Developing countries at the Barcelona talks insisted that rich nations should cut greenhouse gas emissions by at least 40 percent below 1990 levels by 2020 -- far more than on offer.
But even the United Nations said that would involve too wrenching a shift. African nations resumed negotiations in Barcelona on Tuesday after a one-day partial boycott following agreement on more focus on cuts by the rich.
“I think to get to minus 40 is too heavy a lift,” Yvo de Boer, head of the U.N. Climate Change Secretariat, told Reuters.

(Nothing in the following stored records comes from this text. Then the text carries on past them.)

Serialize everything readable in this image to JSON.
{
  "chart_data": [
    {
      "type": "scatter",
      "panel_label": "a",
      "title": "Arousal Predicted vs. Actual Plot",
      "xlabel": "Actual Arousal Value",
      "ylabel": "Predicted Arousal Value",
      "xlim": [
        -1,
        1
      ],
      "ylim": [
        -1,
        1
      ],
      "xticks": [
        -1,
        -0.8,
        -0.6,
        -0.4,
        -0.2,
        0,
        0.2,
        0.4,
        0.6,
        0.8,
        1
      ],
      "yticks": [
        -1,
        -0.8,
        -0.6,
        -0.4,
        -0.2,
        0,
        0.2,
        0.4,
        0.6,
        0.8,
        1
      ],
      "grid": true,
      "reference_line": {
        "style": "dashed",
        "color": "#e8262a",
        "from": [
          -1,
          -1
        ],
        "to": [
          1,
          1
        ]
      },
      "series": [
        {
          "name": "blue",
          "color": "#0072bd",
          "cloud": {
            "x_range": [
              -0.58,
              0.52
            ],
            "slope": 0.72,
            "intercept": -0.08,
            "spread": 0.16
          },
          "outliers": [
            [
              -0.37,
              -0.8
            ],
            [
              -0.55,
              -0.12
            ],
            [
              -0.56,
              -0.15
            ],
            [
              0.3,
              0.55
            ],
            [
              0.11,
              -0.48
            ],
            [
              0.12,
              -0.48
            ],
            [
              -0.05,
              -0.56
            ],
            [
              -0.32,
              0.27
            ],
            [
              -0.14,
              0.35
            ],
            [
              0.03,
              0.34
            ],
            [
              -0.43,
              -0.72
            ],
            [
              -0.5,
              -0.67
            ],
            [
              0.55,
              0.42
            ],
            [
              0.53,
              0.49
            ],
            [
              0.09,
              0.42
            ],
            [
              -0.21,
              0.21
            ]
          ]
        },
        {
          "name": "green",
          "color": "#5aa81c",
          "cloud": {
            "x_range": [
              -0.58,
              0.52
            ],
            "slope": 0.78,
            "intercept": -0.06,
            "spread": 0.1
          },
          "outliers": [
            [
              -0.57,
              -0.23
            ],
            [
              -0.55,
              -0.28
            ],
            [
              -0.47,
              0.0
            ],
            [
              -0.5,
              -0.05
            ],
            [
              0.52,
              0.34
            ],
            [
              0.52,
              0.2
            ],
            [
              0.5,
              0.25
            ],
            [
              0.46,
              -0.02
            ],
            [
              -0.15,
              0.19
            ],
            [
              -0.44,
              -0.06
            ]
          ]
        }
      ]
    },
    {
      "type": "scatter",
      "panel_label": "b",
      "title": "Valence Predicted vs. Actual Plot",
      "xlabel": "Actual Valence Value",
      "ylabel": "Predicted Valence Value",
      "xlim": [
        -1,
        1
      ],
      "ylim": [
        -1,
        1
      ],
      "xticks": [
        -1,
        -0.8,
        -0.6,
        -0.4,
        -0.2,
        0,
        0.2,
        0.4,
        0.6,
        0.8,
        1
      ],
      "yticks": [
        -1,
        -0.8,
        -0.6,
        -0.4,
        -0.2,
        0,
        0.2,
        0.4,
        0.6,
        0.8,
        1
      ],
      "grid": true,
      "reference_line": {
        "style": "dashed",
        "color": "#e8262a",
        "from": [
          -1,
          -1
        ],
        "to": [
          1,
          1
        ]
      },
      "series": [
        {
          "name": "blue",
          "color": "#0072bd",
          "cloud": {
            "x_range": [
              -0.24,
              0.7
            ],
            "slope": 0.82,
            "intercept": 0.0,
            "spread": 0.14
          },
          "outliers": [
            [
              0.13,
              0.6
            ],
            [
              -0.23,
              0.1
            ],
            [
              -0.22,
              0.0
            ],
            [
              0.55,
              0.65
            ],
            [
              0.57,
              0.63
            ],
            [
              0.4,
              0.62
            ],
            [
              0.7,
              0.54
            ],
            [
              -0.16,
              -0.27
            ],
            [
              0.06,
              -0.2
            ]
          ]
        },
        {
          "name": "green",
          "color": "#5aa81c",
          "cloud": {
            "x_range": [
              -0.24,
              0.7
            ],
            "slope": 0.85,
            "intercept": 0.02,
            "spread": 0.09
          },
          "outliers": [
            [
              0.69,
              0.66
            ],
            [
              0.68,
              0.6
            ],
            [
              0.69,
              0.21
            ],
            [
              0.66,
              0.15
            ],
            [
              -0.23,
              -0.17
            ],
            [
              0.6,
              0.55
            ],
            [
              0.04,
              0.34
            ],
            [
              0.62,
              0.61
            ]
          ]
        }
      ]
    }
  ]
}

Such a shift would require “going back to the drawing board” and would economically “come at a huge cost,” he said.
In Washington, the top U.S. diplomat on climate change, Todd Stern, criticized entrenched positions in talks since the world agreed the U.N. climate convention in 1992 in Rio de Janeiro.
“The divide between developed and developing countries that has run down the center of climate change discussions for the past 17 years is still alive and well,” he told a panel in the U.S. House of Representatives.

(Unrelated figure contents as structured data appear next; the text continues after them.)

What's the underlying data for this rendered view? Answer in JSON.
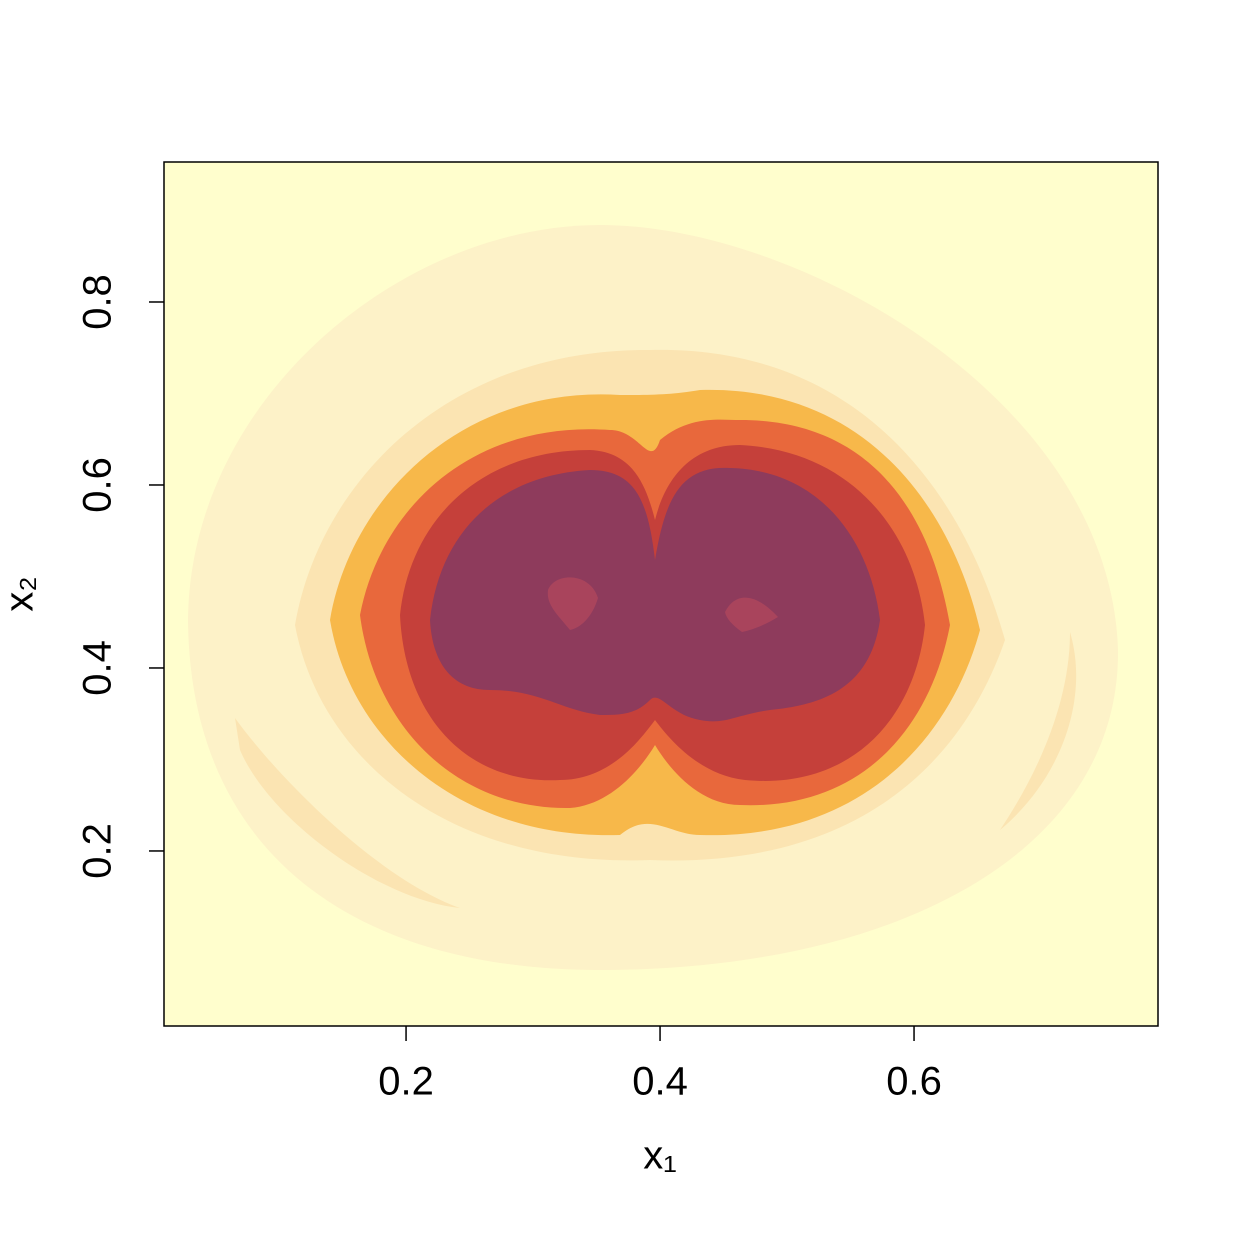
{
  "chart_data": {
    "type": "contour",
    "xlabel": "x₁",
    "ylabel": "x₂",
    "xlim": [
      0.0094,
      0.7921
    ],
    "ylim": [
      0.0087,
      0.953
    ],
    "xticks": [
      0.2,
      0.4,
      0.6
    ],
    "yticks": [
      0.2,
      0.4,
      0.6,
      0.8
    ],
    "colors": [
      "#fffecd",
      "#fdf2c8",
      "#fbe4b2",
      "#f7b84a",
      "#e8683c",
      "#c5403a",
      "#8e3b5c",
      "#a9445c"
    ]
  }
}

“We are not engaged right now in a debating society,” he said of the international talks.
So far, developed nations are planning cuts averaging between 11 and 15 percent by 2020 from 1990 levels to slow climate change that could lead to more droughts, floods, rising sea levels, more powerful cyclones and a spread of disease.
Sudan’s Di-Aping said “in real and absolute terms (the effort) is minimal.” He said rich nations spent billions of dollars on solving the financial crisis or on defense.
Cuts of 40 percent as demanded by African nations “would be extremely difficult,” said Anders Turesson, head of the Swedish delegation which holds the European Union’s rotating presidency.
The United States is the only nation outside the existing Kyoto Protocol for curbing industrialized nations’ emissions to 2012 and the Senate is debating a bill that would cut emissions by about 7 percent below 1990 levels.
A panel of U.N. climate scientists said in 2007 that emissions by developed nations would have to be cut by between 25 and 40 percent by 2020 to avoid the worst of global warming.
European Union lawmakers gave final approval to hand polluting industries including steelmakers free carbon emissions permits for up to a decade, to safeguard them from unfair competition with countries which faced no carbon limits.
About 100 activists blocked the exit of the U.N. climate summit building in Barcelona for an hour to demand urgent, ambitious carbon reductions by 2020, chanting “no way out.”